Supaya mau direlokasi, pemerintah menawari warga kampung Rempang kompensasi berupa satu unit rumah tipe 45 meter dengan luas tanah 500 meter persegi untuk setiap KK.
"Pemerintah juga akan membangun fasilitas umum (di wilayah relokasi) seperti rumah ibadah, sekolah, lapangan sepak bola, pelabuhan, pasar, puskesmas dan lainnya," kata Wali Kota Batam Muhammad Rudi dalam siaran pers di situs Dinas Kominfo Batam, Selasa (12/9/2023).
"Pelabuhan kita bangun (di wilayah relokasi) supaya masyarakat bisa tetap melaut, jadi nanti lengkap semua akan kita bangun, termasuk Polsek, Kantor Lurah juga akan dibangun,” katanya lagi.
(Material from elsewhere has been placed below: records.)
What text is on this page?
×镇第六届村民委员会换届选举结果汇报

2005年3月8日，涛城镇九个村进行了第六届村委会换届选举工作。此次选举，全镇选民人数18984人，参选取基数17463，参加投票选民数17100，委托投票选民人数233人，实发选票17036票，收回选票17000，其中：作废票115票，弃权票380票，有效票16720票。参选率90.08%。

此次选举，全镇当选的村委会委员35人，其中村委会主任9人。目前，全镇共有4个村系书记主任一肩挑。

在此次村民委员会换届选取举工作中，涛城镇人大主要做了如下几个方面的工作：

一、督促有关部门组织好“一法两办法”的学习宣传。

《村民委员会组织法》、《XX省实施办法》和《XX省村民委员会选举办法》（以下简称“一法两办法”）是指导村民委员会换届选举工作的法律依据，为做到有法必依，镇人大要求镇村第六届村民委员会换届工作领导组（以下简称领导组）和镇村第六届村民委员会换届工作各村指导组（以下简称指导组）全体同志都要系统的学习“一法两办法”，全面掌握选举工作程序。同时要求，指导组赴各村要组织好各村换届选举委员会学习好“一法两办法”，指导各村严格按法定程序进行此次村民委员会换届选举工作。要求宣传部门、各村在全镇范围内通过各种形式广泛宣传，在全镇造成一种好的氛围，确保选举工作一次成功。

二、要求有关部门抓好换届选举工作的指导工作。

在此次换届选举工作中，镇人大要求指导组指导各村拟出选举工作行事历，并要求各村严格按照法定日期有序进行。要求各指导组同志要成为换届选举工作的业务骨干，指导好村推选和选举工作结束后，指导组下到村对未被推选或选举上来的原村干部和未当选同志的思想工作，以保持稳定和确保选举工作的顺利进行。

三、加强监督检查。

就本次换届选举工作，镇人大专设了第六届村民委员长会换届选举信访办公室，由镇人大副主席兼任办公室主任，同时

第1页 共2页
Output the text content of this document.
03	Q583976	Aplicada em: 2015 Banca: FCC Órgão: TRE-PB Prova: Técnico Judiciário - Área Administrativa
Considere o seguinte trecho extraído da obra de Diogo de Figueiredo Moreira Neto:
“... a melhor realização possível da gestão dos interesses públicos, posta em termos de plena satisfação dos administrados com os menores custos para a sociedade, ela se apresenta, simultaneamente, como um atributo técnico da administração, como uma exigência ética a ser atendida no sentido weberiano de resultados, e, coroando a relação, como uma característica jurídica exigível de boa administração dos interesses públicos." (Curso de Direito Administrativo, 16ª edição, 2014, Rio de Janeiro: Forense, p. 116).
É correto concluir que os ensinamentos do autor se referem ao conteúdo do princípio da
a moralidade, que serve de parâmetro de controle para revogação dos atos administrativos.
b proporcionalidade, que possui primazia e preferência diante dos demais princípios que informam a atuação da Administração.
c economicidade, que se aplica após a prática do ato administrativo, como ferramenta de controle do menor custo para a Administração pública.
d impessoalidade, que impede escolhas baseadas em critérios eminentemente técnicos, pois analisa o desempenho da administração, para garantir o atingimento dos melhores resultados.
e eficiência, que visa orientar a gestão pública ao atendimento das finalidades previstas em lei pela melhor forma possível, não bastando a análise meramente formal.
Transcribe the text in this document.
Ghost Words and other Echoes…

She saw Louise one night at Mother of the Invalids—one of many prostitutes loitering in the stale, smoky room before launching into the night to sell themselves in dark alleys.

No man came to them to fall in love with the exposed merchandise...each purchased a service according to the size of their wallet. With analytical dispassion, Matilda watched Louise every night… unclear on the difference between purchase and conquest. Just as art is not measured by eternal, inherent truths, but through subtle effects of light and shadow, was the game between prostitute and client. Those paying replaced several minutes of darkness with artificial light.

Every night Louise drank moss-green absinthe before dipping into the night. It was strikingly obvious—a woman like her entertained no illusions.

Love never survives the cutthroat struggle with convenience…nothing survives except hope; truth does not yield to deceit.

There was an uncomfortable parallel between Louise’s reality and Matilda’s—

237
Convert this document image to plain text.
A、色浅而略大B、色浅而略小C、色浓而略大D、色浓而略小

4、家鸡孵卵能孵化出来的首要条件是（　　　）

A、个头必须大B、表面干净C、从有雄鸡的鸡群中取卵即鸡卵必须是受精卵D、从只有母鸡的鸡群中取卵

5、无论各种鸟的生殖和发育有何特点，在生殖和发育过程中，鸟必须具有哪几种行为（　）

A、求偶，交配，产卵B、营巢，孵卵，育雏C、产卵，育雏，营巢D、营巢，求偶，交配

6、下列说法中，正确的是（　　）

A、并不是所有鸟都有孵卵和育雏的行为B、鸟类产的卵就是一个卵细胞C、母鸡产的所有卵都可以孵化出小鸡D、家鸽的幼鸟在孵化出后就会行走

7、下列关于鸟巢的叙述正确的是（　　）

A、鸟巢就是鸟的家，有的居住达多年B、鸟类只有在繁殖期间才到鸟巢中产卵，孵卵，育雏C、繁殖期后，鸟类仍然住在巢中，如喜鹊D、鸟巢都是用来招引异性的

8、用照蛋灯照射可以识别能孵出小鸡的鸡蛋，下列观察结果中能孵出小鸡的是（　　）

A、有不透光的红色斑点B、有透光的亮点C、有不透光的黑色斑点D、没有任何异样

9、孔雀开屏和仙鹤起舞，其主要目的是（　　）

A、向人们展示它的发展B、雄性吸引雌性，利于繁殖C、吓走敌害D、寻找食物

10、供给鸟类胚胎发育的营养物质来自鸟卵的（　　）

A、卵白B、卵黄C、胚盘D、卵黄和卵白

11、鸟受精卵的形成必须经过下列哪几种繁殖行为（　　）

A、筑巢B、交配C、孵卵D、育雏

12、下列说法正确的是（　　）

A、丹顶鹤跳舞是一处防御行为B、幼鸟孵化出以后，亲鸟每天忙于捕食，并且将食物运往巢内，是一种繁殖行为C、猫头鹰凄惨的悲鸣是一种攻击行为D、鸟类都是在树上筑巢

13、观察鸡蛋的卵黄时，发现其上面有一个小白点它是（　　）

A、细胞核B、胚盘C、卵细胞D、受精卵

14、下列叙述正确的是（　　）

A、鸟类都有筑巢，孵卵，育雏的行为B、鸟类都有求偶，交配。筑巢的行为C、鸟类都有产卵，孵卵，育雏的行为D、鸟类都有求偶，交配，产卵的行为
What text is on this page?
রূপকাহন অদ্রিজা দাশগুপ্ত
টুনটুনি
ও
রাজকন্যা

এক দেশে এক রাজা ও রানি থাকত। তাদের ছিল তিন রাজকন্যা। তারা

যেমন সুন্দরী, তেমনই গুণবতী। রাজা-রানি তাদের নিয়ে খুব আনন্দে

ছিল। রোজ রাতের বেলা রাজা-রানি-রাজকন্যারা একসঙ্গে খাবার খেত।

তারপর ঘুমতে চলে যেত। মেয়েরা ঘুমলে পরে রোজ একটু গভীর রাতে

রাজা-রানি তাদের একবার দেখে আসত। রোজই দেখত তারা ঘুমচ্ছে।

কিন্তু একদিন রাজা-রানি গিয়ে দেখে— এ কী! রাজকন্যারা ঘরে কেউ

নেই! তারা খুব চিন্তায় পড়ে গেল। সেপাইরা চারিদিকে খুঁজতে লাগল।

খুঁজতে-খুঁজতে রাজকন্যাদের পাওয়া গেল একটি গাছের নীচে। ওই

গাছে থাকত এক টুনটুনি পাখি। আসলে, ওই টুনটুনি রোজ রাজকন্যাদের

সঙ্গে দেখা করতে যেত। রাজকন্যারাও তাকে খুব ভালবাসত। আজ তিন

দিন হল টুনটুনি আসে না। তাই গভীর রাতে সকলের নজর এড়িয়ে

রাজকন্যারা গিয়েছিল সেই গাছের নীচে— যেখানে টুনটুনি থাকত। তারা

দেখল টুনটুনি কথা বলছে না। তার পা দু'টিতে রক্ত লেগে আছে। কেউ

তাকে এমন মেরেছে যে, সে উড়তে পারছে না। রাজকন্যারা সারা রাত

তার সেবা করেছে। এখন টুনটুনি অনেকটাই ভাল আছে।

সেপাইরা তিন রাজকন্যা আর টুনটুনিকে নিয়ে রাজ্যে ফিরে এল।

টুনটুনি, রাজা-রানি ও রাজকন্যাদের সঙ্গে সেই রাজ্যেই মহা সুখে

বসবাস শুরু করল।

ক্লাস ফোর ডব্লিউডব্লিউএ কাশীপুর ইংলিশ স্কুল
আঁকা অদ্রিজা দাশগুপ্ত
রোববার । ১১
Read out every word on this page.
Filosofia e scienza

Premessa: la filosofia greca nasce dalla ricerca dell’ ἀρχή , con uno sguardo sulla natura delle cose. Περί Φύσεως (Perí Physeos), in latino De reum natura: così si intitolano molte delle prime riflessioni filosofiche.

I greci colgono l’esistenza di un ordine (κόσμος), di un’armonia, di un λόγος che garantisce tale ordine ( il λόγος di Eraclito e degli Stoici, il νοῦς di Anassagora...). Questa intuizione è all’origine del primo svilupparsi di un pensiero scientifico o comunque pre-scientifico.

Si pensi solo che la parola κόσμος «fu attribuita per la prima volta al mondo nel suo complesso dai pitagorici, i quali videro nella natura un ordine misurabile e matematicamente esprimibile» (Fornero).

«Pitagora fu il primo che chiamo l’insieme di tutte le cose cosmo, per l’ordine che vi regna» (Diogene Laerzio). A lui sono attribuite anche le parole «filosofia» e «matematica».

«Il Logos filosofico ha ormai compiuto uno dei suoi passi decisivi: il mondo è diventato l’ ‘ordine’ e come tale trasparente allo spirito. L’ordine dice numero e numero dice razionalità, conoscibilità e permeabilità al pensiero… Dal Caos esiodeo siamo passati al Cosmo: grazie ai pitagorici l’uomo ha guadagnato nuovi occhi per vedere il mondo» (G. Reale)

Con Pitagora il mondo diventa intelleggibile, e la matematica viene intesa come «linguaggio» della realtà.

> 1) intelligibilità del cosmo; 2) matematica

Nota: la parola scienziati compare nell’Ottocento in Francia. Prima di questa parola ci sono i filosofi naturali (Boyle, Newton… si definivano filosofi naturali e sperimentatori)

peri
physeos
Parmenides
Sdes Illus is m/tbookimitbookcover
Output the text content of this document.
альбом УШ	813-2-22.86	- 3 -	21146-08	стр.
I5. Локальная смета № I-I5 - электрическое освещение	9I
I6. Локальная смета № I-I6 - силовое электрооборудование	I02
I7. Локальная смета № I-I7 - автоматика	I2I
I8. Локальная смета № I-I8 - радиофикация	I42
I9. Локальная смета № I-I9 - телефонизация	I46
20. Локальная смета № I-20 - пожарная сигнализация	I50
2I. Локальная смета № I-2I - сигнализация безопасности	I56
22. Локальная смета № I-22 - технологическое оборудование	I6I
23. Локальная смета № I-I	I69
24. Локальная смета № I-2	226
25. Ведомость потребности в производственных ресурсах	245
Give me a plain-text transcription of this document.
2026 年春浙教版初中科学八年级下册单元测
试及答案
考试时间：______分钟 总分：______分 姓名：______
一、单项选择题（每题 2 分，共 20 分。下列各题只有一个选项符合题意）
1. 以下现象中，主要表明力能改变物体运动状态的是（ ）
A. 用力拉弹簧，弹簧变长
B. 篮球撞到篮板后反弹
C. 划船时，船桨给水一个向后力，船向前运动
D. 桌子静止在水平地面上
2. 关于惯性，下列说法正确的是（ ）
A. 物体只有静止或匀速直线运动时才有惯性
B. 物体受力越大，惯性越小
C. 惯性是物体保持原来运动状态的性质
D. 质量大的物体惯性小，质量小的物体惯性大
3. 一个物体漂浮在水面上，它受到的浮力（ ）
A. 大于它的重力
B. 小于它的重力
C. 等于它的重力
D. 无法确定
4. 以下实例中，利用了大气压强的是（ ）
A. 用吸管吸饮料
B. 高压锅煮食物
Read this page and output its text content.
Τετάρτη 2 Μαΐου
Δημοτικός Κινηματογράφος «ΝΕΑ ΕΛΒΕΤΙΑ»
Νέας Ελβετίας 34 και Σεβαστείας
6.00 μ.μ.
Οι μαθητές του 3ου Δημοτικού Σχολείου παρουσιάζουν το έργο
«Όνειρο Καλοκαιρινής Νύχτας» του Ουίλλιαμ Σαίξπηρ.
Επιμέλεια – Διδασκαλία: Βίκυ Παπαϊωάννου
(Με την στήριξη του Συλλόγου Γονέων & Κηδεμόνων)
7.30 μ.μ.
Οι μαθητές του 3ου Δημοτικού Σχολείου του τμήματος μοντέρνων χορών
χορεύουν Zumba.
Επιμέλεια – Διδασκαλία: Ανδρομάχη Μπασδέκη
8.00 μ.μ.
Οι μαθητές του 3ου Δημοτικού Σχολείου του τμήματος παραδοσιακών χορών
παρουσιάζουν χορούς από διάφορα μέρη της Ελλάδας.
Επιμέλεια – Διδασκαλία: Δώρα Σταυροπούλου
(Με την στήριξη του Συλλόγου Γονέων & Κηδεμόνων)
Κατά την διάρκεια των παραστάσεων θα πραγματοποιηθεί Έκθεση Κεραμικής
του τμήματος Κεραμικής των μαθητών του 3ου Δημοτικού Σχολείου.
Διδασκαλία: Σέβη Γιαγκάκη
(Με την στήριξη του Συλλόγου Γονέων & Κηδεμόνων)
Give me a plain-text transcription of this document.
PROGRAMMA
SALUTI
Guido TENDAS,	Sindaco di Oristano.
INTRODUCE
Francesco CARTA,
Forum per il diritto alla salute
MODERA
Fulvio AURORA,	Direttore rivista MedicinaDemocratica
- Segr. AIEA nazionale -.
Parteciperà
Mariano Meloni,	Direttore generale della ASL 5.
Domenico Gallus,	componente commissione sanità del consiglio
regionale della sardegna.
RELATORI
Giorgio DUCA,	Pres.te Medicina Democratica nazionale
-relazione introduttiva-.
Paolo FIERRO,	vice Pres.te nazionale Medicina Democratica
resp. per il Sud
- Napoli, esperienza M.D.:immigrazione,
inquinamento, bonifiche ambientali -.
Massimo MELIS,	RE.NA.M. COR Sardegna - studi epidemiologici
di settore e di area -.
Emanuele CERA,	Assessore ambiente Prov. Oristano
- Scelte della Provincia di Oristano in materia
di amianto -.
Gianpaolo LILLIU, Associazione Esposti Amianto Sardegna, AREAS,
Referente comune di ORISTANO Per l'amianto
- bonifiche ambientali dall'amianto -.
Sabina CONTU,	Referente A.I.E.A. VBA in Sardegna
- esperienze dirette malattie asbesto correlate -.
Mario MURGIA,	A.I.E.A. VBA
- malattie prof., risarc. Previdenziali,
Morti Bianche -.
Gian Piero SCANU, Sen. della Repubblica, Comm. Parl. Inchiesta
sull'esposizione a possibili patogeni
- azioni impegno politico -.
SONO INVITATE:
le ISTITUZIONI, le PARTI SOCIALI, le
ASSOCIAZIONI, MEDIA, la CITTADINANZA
Menurut Wali Kota Batam, saat ini sudah ada sebagian warga Rempang yang menerima tawaran relokasi tersebut.
Namun, ada juga yang menolak. Salah satunya Ridwan, warga Rempang berusia 60 tahun yang ikut bentrok dengan aparat.
"Saya hanya ingin membela kampung agar tidak digusur, maka saya ikut (bentrok dengan aparat)," kata Ridwan dalam wawancara dengan Mongabay, Jumat (8/9/2023).
Adapun Wali Kota Batam Muhammad Rudi masih terus berusaha mendorong warga Rempang supaya mau direlokasi.
"Saat ini kita masih berupaya untuk berdialog dengan masyarakat, mudah-mudahan cepat selesai," kata Rudi, Selasa (12/9/2023).